第2章 体術体術ときどき座学
“「っ、き、気持ちわりぃな。」”
あと少し遅かったら呪霊の呪いに当てられていたかもしれないその子はクラスメイトだった。そして祓い終わった第一声がソレだった。他の奴らも同じ対応だった。感謝は愚か、気持ち悪がられることのが大半。
嫌になった。目の前が真暗になった。
“『もうやりたくない』”
“『見えないフリをしたい』”
“『酷い頭痛に耐えて私がすることなの?』”
何度も、何度も何度も感情的になっては、お母さんに泣きついた。お母さんは優しく抱き留めて、私が吐いた黒い感情と同じ数だけ、何度も、何度も何度も背中をさすってくれた。
そして私に優しく呪いの呪文をかけるのだ。
“「呪いが見える誰かがやらなくちゃ」”
“「あなたにはそのチカラがあるわ」”
“「人の命を救うことほど立派なものなんてこの世には何もないわ」”
そして最期にお母さんが遺した言葉にも呪われた私は、ここへ来たのだ。
“「都立呪術高等専門学校に行きなさい」”
“「強くなりなさい」”
『大それた志なんかじゃないけどね。』
「素敵なお母さんだったんだね。」
「そうか?オレはそういう正論嫌い。」
キャンディを咥えながらサングラス越しでもわかるほど嫌な顔をした五条に、傑と硝子が同時にどつく。五条は痛てぇな、と顔を歪めながらも話を続ける。
「オマエの気持ちはどこにあんの?」
『私の気持ち?』
「百歩譲って、花子のお母さんは傑の言う通り、素敵な人だったと思うよ。言っていることもドがつくほど正論だし。」
そう言うと、五条はサングラスを頭上に乗せる。間近で見えた蒼く綺麗なその瞳は怖くて。目を逸らすことさえ許されず。
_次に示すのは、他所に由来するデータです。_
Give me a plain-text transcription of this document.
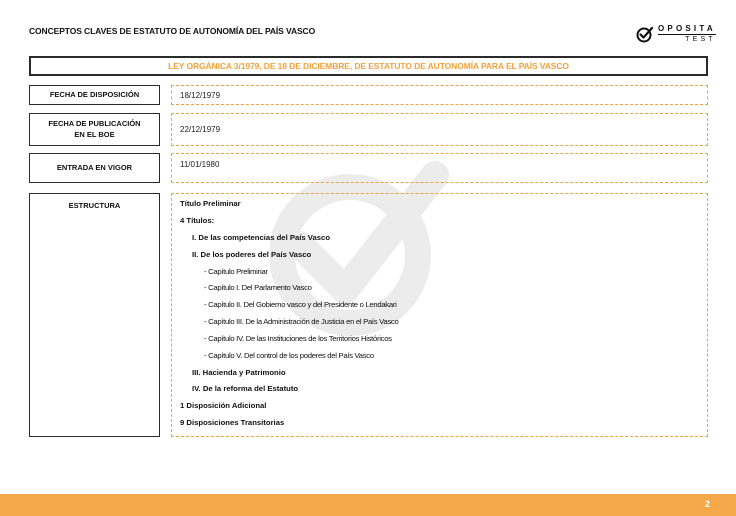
CONCEPTOS CLAVES DE ESTATUTO DE AUTONOMÍA DEL PAÍS VASCO	OPOSITA
TEST
LEY ORGÁNICA 3/1979, DE 18 DE DICIEMBRE, DE ESTATUTO DE AUTONOMÍA PARA EL PAÍS VASCO
FECHA DE DISPOSICIÓN	18/12/1979
FECHA DE PUBLICACIÓN
EN EL BOE	22/12/1979
ENTRADA EN VIGOR	11/01/1980
ESTRUCTURA	Título Preliminar
4 Títulos:
I. De las competencias del País Vasco
II. De los poderes del País Vasco
- Capítulo Preliminar
- Capítulo I. Del Parlamento Vasco
- Capítulo II. Del Gobierno vasco y del Presidente o Lendakari
- Capítulo III. De la Administración de Justicia en el País Vasco
- Capítulo IV. De las Instituciones de los Territorios Históricos
- Capítulo V. Del control de los poderes del País Vasco
III. Hacienda y Patrimonio
IV. De la reforma del Estatuto
1 Disposición Adicional
9 Disposiciones Transitorias
2
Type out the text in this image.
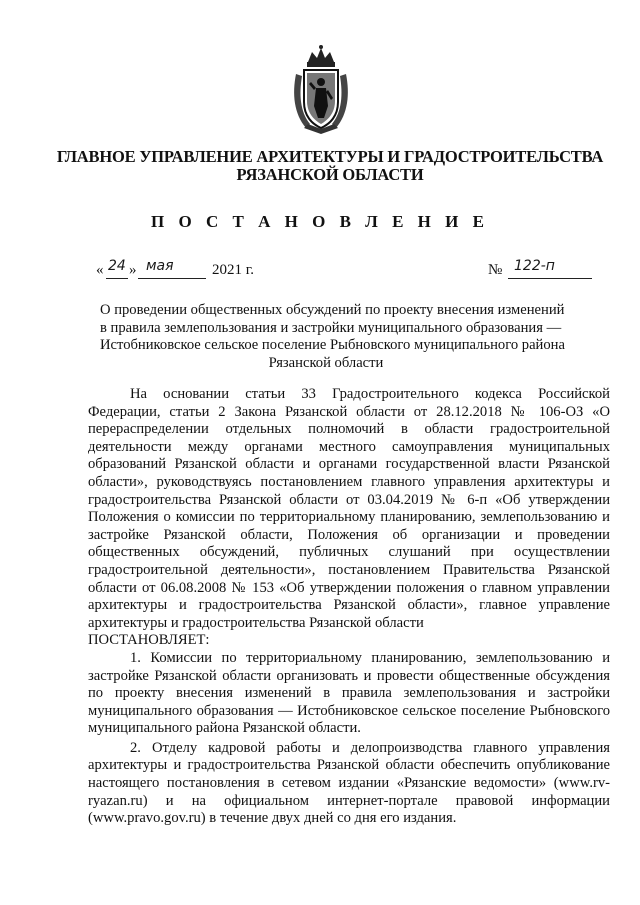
ГЛАВНОЕ УПРАВЛЕНИЕ АРХИТЕКТУРЫ И ГРАДОСТРОИТЕЛЬСТВА
РЯЗАНСКОЙ ОБЛАСТИ
П О С Т А Н О В Л Е Н И Е
« 24 » мая	2021 г.	№ 122-п
О проведении общественных обсуждений по проекту внесения изменений
в правила землепользования и застройки муниципального образования —
Истобниковское сельское поселение Рыбновского муниципального района
Рязанской области

На основании статьи 33 Градостроительного кодекса Российской Федерации, статьи 2 Закона Рязанской области от 28.12.2018 № 106-ОЗ «О перераспределении отдельных полномочий в области градостроительной деятельности между органами местного самоуправления муниципальных образований Рязанской области и органами государственной власти Рязанской области», руководствуясь постановлением главного управления архитектуры и градостроительства Рязанской области от 03.04.2019 № 6-п «Об утверждении Положения о комиссии по территориальному планированию, землепользованию и застройке Рязанской области, Положения об организации и проведении общественных обсуждений, публичных слушаний при осуществлении градостроительной деятельности», постановлением Правительства Рязанской области от 06.08.2008 № 153 «Об утверждении положения о главном управлении архитектуры и градостроительства Рязанской области», главное управление архитектуры и градостроительства Рязанской области

ПОСТАНОВЛЯЕТ:

1. Комиссии по территориальному планированию, землепользованию и застройке Рязанской области организовать и провести общественные обсуждения по проекту внесения изменений в правила землепользования и застройки муниципального образования — Истобниковское сельское поселение Рыбновского муниципального района Рязанской области.

2. Отделу кадровой работы и делопроизводства главного управления архитектуры и градостроительства Рязанской области обеспечить опубликование настоящего постановления в сетевом издании «Рязанские ведомости» (www.rv-ryazan.ru) и на официальном интернет-портале правовой информации (www.pravo.gov.ru) в течение двух дней со дня его издания.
「じゃぁもしお母さんが、“人を殺せ”って言ったらオマエ殺(や)れんの?」
『っ、そんなことっ、、、できるわけ、、ないっ、』
そこまで言って、五条の言っている意味を漸く理解できたのだ。お母さんの言っていることは正しい。立派で素敵だ。でもそれをしようとしている私は・・・。
「オマエ、本当に呪われてるのか?違うだろう。」
綺麗な蒼い目からは怖さが消え、優しく揺れているように感じた。この目に全てが吸い込まれていく、そんな気がした。